All Africa report: The Catholic Church Thursday demanded for amendments of new Constitution immediately after it is proclaimed next week.
Its top-decision making organ-the Kenya Episcopal Conference headed by John Cardinal Njue insisted that the changes were possible "as a matter of urgency" despite the new Constitution indicating it would be an uphill task.
Chapter 16 stipulates that certain sections of the Constitution such as the Bill of Rights can only be amended with the approval of people through a referendum while others would require the support of a million signatures.
The amendments must also be approved by both the Senate and the Lower House.
Addressing journalists at Holy Family Basilica, the 25 Catholic Bishops cited sections on life, family, reproduction health, equity and justice as those that should be immediately amended.
"These issues cannot be taken lightly as they touch on life of Kenyans...We are not saying we do not accept the constitution but want the changes addressed. We hope after inauguration of new constitution the changes would be taken as a matter of importance," Cardinal Njue said.
Responding to an observation from the Nation that amendments would take time as some required to establishment of counties and the Senate, Cardinal Njue who together with Kisumu Archbishop Zaccheaus Okoth read a statement on behalf of the bishops, said: "It is not difficult.
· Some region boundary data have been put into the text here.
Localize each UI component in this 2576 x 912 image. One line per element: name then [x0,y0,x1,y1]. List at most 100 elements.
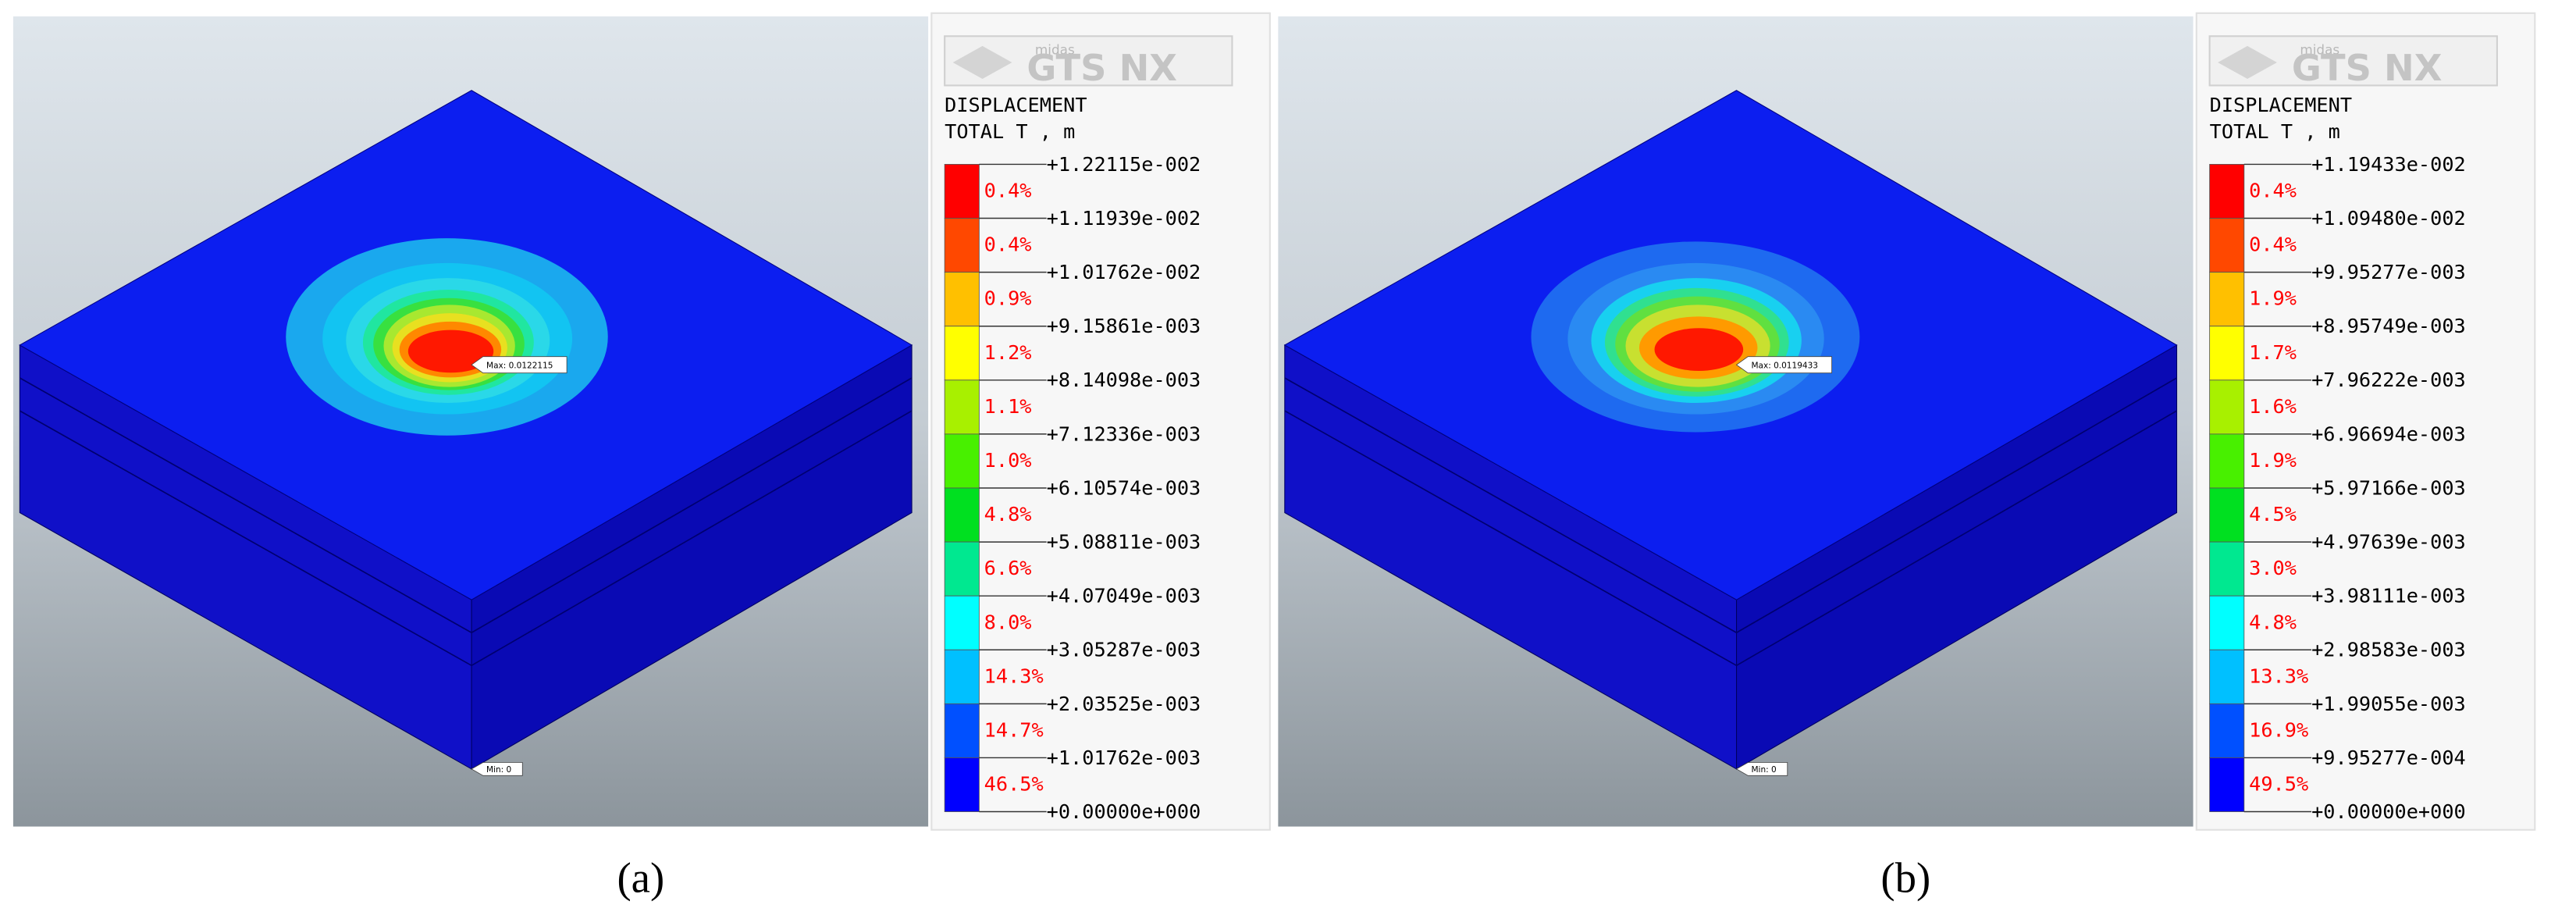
legend-percent: 1.9% [2249,287,2297,310]
legend-level: +5.08811e-003 [1047,531,1201,554]
legend-background [2195,12,2536,831]
legend-swatch [944,326,980,381]
legend-swatch [2209,703,2245,758]
legend-swatch [2209,218,2245,273]
layer-line [19,410,913,667]
legend-level: +1.01762e-002 [1047,261,1201,283]
min-tag [1735,762,1788,776]
legend-percent: 8.0% [984,611,1032,633]
legend-level: +1.22115e-002 [1047,153,1201,176]
legend-title: DISPLACEMENT [2210,94,2352,116]
legend-percent: 0.9% [984,287,1032,310]
legend-background [930,12,1271,831]
legend-level: +9.95277e-003 [2311,261,2466,283]
legend-swatch [944,541,980,597]
max-label: Max: 0.0119433 [1751,361,1818,370]
legend-level: +2.03525e-003 [1047,693,1201,715]
legend-swatch [944,649,980,704]
layer-line [1284,377,2177,634]
legend-level: +2.98583e-003 [2311,639,2466,661]
legend-subtitle: TOTAL T , m [2210,120,2340,143]
legend-level: +6.96694e-003 [2311,422,2466,445]
legend-level: +7.12336e-003 [1047,422,1201,445]
legend-percent: 4.8% [984,503,1032,525]
legend-level: +3.98111e-003 [2311,585,2466,607]
legend-percent: 14.3% [984,664,1044,687]
legend-swatch [2209,379,2245,435]
legend-percent: 3.0% [2249,557,2297,579]
legend-percent: 0.4% [984,233,1032,256]
logo-small: midas [2300,41,2339,57]
legend-swatch [2209,164,2245,219]
legend-level: +8.14098e-003 [1047,369,1201,391]
contour-band [1654,328,1744,371]
layer-line [1284,410,2177,667]
panel-caption: (b) [1880,854,1930,902]
logo-big: GTS NX [2292,47,2443,89]
min-tag [471,762,523,776]
legend-level: +5.97166e-003 [2311,476,2466,499]
logo-icon [2218,45,2277,80]
legend-swatch [944,487,980,543]
legend-level: +1.99055e-003 [2311,693,2466,715]
legend-level: +9.15861e-003 [1047,315,1201,337]
contour-band [407,330,494,373]
legend-swatch [2209,433,2245,489]
legend-swatch [2209,649,2245,704]
legend-percent: 0.4% [984,180,1032,202]
legend-level: +4.07049e-003 [1047,585,1201,607]
logo-small: midas [1035,41,1075,57]
legend-swatch [2209,595,2245,650]
legend-swatch [944,164,980,219]
legend-level: +6.10574e-003 [1047,476,1201,499]
legend-swatch [2209,541,2245,597]
logo-icon [952,45,1012,80]
max-tag [1735,356,1833,374]
min-label: Min: 0 [1751,765,1776,775]
legend-level: +0.00000e+000 [2311,800,2466,823]
legend-level: +0.00000e+000 [1047,800,1201,823]
legend-swatch [944,595,980,650]
legend-swatch [944,703,980,758]
legend-percent: 16.9% [2249,718,2308,741]
legend-percent: 4.5% [2249,503,2297,525]
min-label: Min: 0 [486,765,511,775]
legend-swatch [2209,326,2245,381]
legend-swatch [2209,757,2245,812]
legend-percent: 6.6% [984,557,1032,579]
legend-percent: 0.4% [2249,180,2297,202]
legend-level: +9.95277e-004 [2311,746,2466,769]
legend-level: +1.11939e-002 [1047,207,1201,230]
legend-swatch [944,433,980,489]
legend-swatch [944,272,980,327]
legend-level: +1.19433e-002 [2311,153,2466,176]
legend-swatch [2209,487,2245,543]
legend-percent: 1.6% [2249,395,2297,418]
legend-percent: 49.5% [2249,773,2308,796]
legend-percent: 4.8% [2249,611,2297,633]
logo-big: GTS NX [1026,47,1177,89]
legend-swatch [944,757,980,812]
layer-line [19,377,913,634]
max-tag [471,356,568,374]
legend-percent: 1.7% [2249,341,2297,364]
legend-level: +4.97639e-003 [2311,531,2466,554]
legend-percent: 0.4% [2249,233,2297,256]
legend-level: +3.05287e-003 [1047,639,1201,661]
legend-swatch [944,218,980,273]
legend-level: +1.01762e-003 [1047,746,1201,769]
legend-swatch [944,379,980,435]
legend-percent: 1.1% [984,395,1032,418]
legend-percent: 14.7% [984,718,1044,741]
legend-percent: 1.9% [2249,449,2297,472]
legend-percent: 1.0% [984,449,1032,472]
legend-level: +7.96222e-003 [2311,369,2466,391]
legend-level: +8.95749e-003 [2311,315,2466,337]
max-label: Max: 0.0122115 [486,361,553,370]
legend-swatch [2209,272,2245,327]
legend-level: +1.09480e-002 [2311,207,2466,230]
panel-caption: (a) [617,854,664,902]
Even if they do the amendments today...the better."
They added that President Kibaki and Prime Minister Raila Odinga should also fulfill their campaign promise that amendments would be done after the passage of new constitution.
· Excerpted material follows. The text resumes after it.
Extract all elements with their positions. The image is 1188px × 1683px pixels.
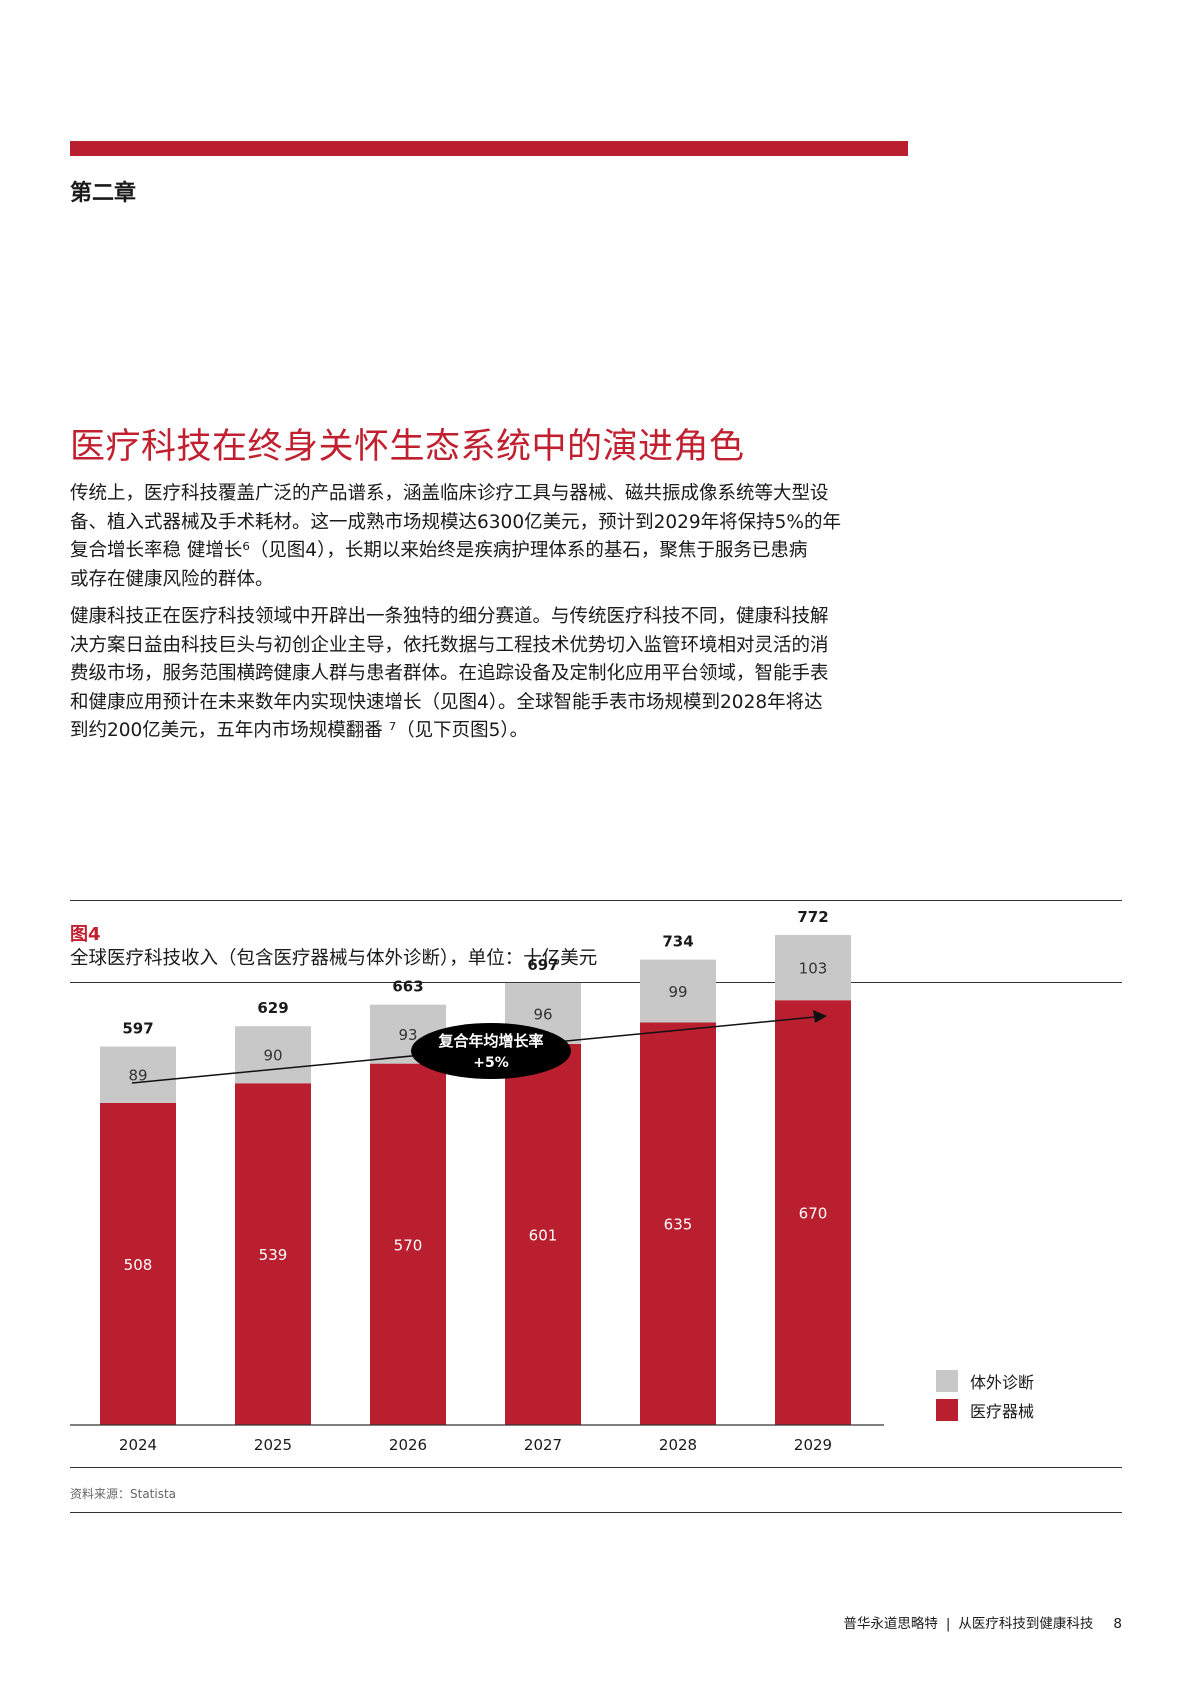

They also thrashed opinion polls suggestions that Kenyans had lost confidence with the Church following the outcome of referendum saying "the truth and right are not about numbers.
Further, they said, they were not in a popularity contest.
"We therefore, as the shepherds placed to give moral guidance to our people, still reiterate the need to address the flawed moral issues in this new constitution. That voice will never be silenced," they said, in the statement titled May God be with Kenya!
They said they were convinced they had played their role with diligence and respect and that they had not shied away from stating the tenets of their faith in regard to certain issues in the constitution.
It desires an "authentic" reform process and will remain at forefront to support a good constitution and the legal reform process.
"This reform process cannot end, must not end, since we all aspire to build a better society that will respect the rights of all and facilitate our economic, social and moral development," they said, adding that most Kenyans recognised the new constitution they voted for had errors that needed to be corrected.
They also called for vigilance of the implementation process of new constitution so that new legislations respect "natural law."
They also called for mutual respect of all, forgiveness, peace and unity among Kenyans.
The leaders said civic education on new constitution should continue.
"We would like to invite all Kenyans to join us in the task of developing a better society where all our members are cherished and loved, where human solidarity and economic effectiveness travel side by side. The destiny of our country is more important than individuals," they said.
Speaking to the Nation from Singapore where he is attending an official function, Youth and Sports assistant minister Kabando wa Kabando said it was needless to chase for elusive amendments.
"Defeated No camp should show humility and set independent non-Parliamentary audit to checkmate government implementation of law. Party parleys and shows are diversionary sideshows. We can and must bring joy and success as we entrench katiba season," Mr Kabando said.
He said implementation of the new constitution especially Chapter 6 would make Kenya register growth.
The Committee of Experts chairman Nzamba Kitonga has also since opposed any amendments to the new Constitution before it is applied and its efficacy tested.
He said although the right to amend new constitution is enshrined in it, it is a "weighty and grave" matter that it should take at least 10 years before any change could be done.
"It cannot happen now as the Senate is not there. We have not even formed counties. After 10 years when it is understood and has started working, there might even be no need to change anything," Mr Kitonga said.
Amending even one clause of a Constitution impacts on the entire document leading to distortion and disharmony in its structure adding that this was why the old constitution was disfigured beyond recognition.